Figure 2

TAE684-resistant cells are dependent on AXL signaling. (a) Growth curve (left) of untransfected (U), scrambled (S shRNA) or AXL shRNA-expressing SY5Y-TR1 cells. Two different AXL shRNAs (3 and 5) were used. The results represent the mean±s.d. of three separate experiments. ***P<0.001. Western blot analysis (right) of AXL knockdown in the same cells. (b) Western blot analysis of AXL and pERK in SY5Y-TR1 cells expressing either a nonspecific (Ctl) or AXL siRNA at the indicated doses for the indicated times.
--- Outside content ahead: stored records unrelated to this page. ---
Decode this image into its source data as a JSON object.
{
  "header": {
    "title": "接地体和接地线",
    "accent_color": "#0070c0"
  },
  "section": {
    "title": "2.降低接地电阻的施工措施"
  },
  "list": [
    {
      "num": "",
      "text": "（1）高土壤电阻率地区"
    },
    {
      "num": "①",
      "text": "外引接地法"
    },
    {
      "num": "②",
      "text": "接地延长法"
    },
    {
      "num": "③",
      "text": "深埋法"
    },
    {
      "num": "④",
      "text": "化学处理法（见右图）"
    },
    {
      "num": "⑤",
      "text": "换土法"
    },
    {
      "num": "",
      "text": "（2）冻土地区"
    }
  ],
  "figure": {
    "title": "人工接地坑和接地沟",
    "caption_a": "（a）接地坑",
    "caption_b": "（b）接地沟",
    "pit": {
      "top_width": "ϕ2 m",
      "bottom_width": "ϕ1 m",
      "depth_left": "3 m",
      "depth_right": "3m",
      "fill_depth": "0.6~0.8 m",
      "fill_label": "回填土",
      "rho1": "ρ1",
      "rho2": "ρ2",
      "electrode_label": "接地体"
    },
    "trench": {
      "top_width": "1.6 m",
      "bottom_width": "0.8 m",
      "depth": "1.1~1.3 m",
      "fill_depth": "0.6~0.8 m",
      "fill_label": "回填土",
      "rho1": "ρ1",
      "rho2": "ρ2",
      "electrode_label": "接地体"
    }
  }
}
Untransfected SY5Y-TR1 cells (U) were also used as controls. (c) Dose–response curves for SH-SY5Y and SY5Y-TR1 cells treated with the AXL small molecule inhibitor, R428, for 3 days (IC₅₀=SH-SY5Y, 4.79 μM; SY5Y-TR1, 1.93 μM). (d) Drug matrix illustrating percent inhibition (left) and Delta Bliss (right) for R428 in combination with TAE684 in SH-SY5Y and SY5Y-TR1 cells. Percent inhibition values were derived from the cell viability assay after 3 days of treatment with the two compounds. Considering A and B to be the fractional growth inhibition (percent inhibition divided by 100) of single drug treatment at a given dose (for example, TAE684 and R428, respectively), a Bliss expectation was calculated using the formula: (A+B)−A × B for every drug concentration used. The ‘Delta Bliss’ represents the difference between the Bliss expectation and the observed fractional growth inhibition of the combination of drug A and B at the same dose. A Delta Bliss of 1 indicates an additive effect, whereas a value <0 or >1 indicate antagonistic and synergistic effects of the combination, respectively. Color scales for each specific grid (left=percent inhibition; right=Delta Bliss) are shown. Values represent the mean of two separate experiments. (e) qRT–PCR analysis (left) of AXL expression in untransfected (SH-SY5Y) or SH-SY5Y cells stably expressing either AXL (AXL) or vector control (MSCV). ***P<0.001. Western blot analysis (right) of total and pAXL in these cells. AXL was immunoprecipitated using an anti-AXL antibody and western blotting performed with an anti-phosphotyrosine antibody. (f) Dose–response curves for cells in (e) exposed to TAE684 for 3 days (IC₅₀=SH-SY5Y, 44 nM; SH-SY5Y MSCV, 50 nM; SH-SY5Y AXL, 102 nM). (g) Western blot analysis of total and pERK in the same cells as in (e).